Continued fractions

Since $x \approx 0.273944195739271617171$ can be written as the continued fraction

$x = \frac 2 {7 + \frac {3} {9 + \frac {4} {4 + \frac {1} {9 + {}_\ddots}}}}$ ,

the continued fraction

$x^\prime = 1+x = 1 + \frac 2 {7 + \frac {3} {9 + \frac {4} {4 + \frac {1} {9 + {}_\ddots}}}}$

will correspond to

$x^\prime = 1+x \approx 1.27394419$ .

The same thing can be done to generate Trott constants of any arbitrary size and therefore there are infinitely many.

However, I don't know if there are finitely or infinitely many Trott constants between 0 and 1.

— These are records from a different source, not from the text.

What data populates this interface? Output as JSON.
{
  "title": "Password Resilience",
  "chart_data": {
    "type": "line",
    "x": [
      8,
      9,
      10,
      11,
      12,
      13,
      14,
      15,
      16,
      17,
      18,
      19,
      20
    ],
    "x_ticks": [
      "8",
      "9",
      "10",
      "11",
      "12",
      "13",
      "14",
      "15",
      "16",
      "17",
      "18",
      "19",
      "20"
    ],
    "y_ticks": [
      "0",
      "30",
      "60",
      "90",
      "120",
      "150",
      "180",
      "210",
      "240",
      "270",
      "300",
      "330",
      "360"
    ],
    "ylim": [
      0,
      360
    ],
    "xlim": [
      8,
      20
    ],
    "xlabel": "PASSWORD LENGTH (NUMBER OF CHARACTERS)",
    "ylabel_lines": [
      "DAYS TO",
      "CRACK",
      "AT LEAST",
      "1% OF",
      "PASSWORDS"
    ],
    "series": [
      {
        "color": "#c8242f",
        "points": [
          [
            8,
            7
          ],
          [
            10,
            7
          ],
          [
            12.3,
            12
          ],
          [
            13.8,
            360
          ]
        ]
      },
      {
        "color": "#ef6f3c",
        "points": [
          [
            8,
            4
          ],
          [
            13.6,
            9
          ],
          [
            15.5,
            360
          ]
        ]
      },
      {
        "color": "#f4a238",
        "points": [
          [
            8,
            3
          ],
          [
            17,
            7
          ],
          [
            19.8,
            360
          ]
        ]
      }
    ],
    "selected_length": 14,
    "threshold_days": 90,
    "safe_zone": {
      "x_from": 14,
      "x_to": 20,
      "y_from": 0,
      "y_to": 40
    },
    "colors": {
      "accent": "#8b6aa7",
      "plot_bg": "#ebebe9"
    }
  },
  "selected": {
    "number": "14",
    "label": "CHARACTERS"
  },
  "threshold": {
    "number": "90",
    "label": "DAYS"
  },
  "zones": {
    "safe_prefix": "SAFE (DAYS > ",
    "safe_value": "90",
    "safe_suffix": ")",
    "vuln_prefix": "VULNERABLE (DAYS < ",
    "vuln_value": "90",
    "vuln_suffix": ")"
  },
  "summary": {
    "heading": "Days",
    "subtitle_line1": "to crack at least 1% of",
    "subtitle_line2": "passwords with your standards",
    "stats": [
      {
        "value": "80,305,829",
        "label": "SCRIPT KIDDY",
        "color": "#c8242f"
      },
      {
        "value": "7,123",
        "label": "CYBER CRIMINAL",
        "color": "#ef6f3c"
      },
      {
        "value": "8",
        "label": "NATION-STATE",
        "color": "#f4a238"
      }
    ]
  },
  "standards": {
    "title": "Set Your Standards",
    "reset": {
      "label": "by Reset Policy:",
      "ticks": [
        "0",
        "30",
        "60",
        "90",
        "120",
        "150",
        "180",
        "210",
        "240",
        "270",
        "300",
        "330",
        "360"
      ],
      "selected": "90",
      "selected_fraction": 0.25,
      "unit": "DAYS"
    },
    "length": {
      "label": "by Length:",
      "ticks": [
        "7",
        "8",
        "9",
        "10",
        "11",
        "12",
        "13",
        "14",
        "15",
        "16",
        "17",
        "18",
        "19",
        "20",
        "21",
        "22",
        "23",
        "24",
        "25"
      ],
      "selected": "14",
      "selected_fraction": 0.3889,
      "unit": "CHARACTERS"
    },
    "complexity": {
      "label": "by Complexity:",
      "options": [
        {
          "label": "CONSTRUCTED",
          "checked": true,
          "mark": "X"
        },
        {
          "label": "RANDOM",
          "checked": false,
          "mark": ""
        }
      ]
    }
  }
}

I believe the answer is no, but am not fully certain. This is how I approached it:

First, to determine $a_1$ , observe $\frac{1}{ a_1 + \text{fractional part} }$ is a decreasing sequence and $0.a_1$ is an increasing sequence, hence there is a unique solution. In particular, we must have $a_1 = 3$ , and the decimal will be between $\frac{1}{3} \approx 0.33$ and $\frac{1}{4} \approx 0.25$ . (Alternatively, just list the values of $\frac{1}{1}, \frac{1}{2}, \frac{1}{3} , \ldots$ and compare, as I'm going to do below.

Next, to determine $a_2$ , observe that
$0.25 < \frac{1 } { 3 + \frac{1}{1+ \text{fractional part}}} < 0.2857$
$0.2857 < \frac{1 } { 3 + \frac{1}{2+ \text{fractional part}}} < 0.3$
$0.3 < \frac{1 } { 3 + \frac{1}{3+ \text{fractional part}}} < 0.3077$
$0.3077 < \frac{1 } { 3 + \frac{1}{4+ \text{fractional part}}} < 0.3125$
and clearly $\frac{1 } { 3 + \frac{1}{5+ \text{any part}}} < 0.333$ .
Hence, there is no possible value for $a_2$ .

Let me know if you agree, and I will update the answer to no.